Seiring dengan bermusik, Indra juga turut mendalami karir di bidang akademik. Ia terinspirasi untuk menjadi dosen HI setelah melihat punkademic HI seperti Kevin C. Dunn dan Matt Davies. Terutama dengan karya Dunn yang berjudul “Nevermind The Bollocks: The Punk Rock Politics of Global Communication” membuka pemikirannya bahwa dunia HI lebih luas dari yang ia kira. Ia menerapkan salah satu prinsip punk dalam mengajar, “Punkademics mengajar dengan cara egalitarian. Antara dosen dan mahasiswa setara, dosen tidak memposisikan dirinya lebih tinggi. Rasa hormat akan lahir dari proses pembelajaran satu sama lain.”
“Banyak punk yang terlibat untuk melakukan perubahan sosial, sayangnya tidak pernah dilihat oleh sarjana-sarjana HI,” Indra menyayangkan. Ia kemudian mengutip kalimat Davies bahwa punk bukanlah bagian dari HI; namun punk adalah HI itu sendiri. Hal ini dapat dibuktikan bahwa seluruh komunitas punk saling terhubung satu sama lain. Punk membangun solidaritas internasional apabila salah satu komunitas mengalami permasalahan seperti punk di Aceh pada tahun 2011. Mereka berusaha menciptakan dunia yang lebih baik bagi sesama melalui keterlibatan gerakan sosial.

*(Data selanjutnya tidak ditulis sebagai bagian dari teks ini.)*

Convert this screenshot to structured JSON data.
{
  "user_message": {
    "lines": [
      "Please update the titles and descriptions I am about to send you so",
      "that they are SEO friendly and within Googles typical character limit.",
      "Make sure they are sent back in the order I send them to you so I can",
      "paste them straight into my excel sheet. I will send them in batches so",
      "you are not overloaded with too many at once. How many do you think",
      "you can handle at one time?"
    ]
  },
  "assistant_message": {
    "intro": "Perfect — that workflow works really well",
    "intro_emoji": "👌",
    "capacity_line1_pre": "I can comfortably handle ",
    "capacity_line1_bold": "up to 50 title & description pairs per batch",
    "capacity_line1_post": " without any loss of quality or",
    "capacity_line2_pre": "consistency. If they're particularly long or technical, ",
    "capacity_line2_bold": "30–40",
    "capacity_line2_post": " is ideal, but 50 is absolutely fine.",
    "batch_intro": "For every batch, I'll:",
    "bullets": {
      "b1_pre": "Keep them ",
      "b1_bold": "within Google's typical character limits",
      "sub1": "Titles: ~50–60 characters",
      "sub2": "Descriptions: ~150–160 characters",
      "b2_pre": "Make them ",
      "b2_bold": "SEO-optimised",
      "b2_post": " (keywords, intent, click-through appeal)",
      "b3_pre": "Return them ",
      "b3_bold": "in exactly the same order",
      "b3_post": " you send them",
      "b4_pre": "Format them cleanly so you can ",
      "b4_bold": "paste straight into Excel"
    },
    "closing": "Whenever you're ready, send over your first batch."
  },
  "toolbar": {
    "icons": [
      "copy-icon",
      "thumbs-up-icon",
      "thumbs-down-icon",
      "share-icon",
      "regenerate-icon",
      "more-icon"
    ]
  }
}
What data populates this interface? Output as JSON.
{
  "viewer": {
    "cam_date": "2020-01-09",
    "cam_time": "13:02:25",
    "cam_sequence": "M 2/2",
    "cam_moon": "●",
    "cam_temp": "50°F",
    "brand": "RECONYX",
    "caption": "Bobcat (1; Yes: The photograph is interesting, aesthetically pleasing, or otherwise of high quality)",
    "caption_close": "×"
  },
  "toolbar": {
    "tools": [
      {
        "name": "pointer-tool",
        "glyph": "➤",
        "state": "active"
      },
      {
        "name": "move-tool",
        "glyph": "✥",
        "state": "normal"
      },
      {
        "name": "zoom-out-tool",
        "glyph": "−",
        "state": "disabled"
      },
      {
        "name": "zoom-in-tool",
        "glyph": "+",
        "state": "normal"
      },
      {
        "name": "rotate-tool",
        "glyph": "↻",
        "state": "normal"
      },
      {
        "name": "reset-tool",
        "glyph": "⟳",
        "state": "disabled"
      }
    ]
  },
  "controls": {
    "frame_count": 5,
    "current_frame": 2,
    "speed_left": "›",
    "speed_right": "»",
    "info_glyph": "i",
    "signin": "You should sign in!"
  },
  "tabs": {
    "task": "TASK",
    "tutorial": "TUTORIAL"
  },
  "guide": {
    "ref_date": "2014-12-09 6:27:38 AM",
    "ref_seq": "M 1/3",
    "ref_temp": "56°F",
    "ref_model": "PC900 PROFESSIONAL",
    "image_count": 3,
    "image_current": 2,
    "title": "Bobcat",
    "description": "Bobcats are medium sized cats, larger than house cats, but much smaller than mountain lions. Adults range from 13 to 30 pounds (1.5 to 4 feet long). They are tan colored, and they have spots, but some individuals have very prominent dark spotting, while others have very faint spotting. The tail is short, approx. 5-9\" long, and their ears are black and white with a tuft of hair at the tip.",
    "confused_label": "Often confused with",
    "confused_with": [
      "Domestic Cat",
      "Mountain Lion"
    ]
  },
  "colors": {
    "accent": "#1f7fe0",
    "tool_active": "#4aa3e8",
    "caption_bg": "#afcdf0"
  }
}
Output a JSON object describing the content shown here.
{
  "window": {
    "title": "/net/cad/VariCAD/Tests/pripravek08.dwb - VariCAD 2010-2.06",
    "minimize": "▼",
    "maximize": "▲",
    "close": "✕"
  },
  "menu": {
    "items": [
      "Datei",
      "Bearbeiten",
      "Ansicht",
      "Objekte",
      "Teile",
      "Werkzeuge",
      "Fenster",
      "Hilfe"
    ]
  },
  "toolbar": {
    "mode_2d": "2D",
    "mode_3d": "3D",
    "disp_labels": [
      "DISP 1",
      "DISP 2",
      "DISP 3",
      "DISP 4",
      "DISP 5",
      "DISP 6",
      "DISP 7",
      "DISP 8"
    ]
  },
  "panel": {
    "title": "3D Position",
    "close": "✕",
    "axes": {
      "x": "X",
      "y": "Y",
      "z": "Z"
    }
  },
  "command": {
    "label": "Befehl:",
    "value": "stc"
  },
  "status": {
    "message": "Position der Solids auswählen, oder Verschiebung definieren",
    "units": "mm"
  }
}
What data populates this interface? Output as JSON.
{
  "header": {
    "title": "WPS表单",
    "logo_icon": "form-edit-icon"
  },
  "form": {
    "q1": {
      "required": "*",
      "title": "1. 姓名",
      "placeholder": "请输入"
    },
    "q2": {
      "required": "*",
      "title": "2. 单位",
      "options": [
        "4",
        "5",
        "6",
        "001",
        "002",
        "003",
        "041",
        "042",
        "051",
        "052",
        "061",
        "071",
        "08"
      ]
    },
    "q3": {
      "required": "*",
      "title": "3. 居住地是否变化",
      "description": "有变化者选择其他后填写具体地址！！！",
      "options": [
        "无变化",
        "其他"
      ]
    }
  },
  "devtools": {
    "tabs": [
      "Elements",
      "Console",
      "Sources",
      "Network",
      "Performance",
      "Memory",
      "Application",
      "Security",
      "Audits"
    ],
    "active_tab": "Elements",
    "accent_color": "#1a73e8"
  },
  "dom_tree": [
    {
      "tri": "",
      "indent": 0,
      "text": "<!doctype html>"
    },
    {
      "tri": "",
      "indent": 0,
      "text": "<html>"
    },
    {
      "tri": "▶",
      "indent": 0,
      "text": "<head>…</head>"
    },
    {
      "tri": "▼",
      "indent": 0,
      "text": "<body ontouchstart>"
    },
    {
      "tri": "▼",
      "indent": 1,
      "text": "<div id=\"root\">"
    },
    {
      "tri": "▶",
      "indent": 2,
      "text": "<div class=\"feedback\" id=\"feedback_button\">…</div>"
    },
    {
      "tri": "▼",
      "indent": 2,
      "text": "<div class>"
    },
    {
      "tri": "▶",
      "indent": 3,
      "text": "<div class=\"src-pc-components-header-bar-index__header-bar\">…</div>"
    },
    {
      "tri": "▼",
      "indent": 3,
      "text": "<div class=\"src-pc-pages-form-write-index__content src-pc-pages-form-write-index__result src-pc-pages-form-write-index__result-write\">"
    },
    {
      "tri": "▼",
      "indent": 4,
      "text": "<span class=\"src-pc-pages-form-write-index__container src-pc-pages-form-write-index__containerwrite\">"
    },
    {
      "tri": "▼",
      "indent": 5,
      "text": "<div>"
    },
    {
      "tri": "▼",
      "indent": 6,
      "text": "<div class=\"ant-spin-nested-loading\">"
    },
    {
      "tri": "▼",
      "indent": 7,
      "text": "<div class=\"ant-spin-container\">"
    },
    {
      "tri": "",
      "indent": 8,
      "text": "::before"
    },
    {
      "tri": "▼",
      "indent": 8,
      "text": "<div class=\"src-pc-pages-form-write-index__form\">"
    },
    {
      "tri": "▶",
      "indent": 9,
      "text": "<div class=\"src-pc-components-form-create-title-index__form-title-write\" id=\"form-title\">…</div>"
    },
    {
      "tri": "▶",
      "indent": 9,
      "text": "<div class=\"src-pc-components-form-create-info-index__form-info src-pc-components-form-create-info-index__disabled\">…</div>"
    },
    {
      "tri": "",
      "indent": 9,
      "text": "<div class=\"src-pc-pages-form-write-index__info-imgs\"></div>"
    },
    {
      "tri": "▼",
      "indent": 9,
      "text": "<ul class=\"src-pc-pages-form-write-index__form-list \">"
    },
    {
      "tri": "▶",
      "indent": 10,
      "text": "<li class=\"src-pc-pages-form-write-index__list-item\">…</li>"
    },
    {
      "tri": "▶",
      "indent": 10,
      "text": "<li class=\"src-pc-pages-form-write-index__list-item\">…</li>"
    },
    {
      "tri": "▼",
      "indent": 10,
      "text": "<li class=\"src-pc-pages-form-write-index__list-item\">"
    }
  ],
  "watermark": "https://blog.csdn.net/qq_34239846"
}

Setelah hampir 11 tahun AAL berjalan, Indra memutuskan untuk keluar dari band pada tahun 2013 setelah merilis album INTEGRITI untuk melanjutkan studi doktoral ke luar negeri. Walau Indra tidak lagi bermusik, namun prinsip punk tetap menjadi bagian dari dirinya. “Saya tidak pernah meniatkan, tapi punk sudah menjadi identitas bagi diri saya,” ujarnya. Ia yakin bahwa pengalaman bermusik dan menjadi punk akan selalu diingat sampai ia menua. Terutama bagi dirinya yang merupakan akademisi, prinsip anti kemapanan untuk mendukung perubahan sosial dan egalitarianisme; ia mendukung pendidikan agar lebih baik lagi.
Bagi Indra, berpenampilan punk sudah tidak lagi penting. Menurutnya, yang menentukan seseorang punk atau tidak adalah jiwanya. “Untuk apa mengaku punk tapi jiwanya kolot dan feodal? Menjadi seorang punk tidak perlu klaim dirinya punk. You judge what people do, not what they say.”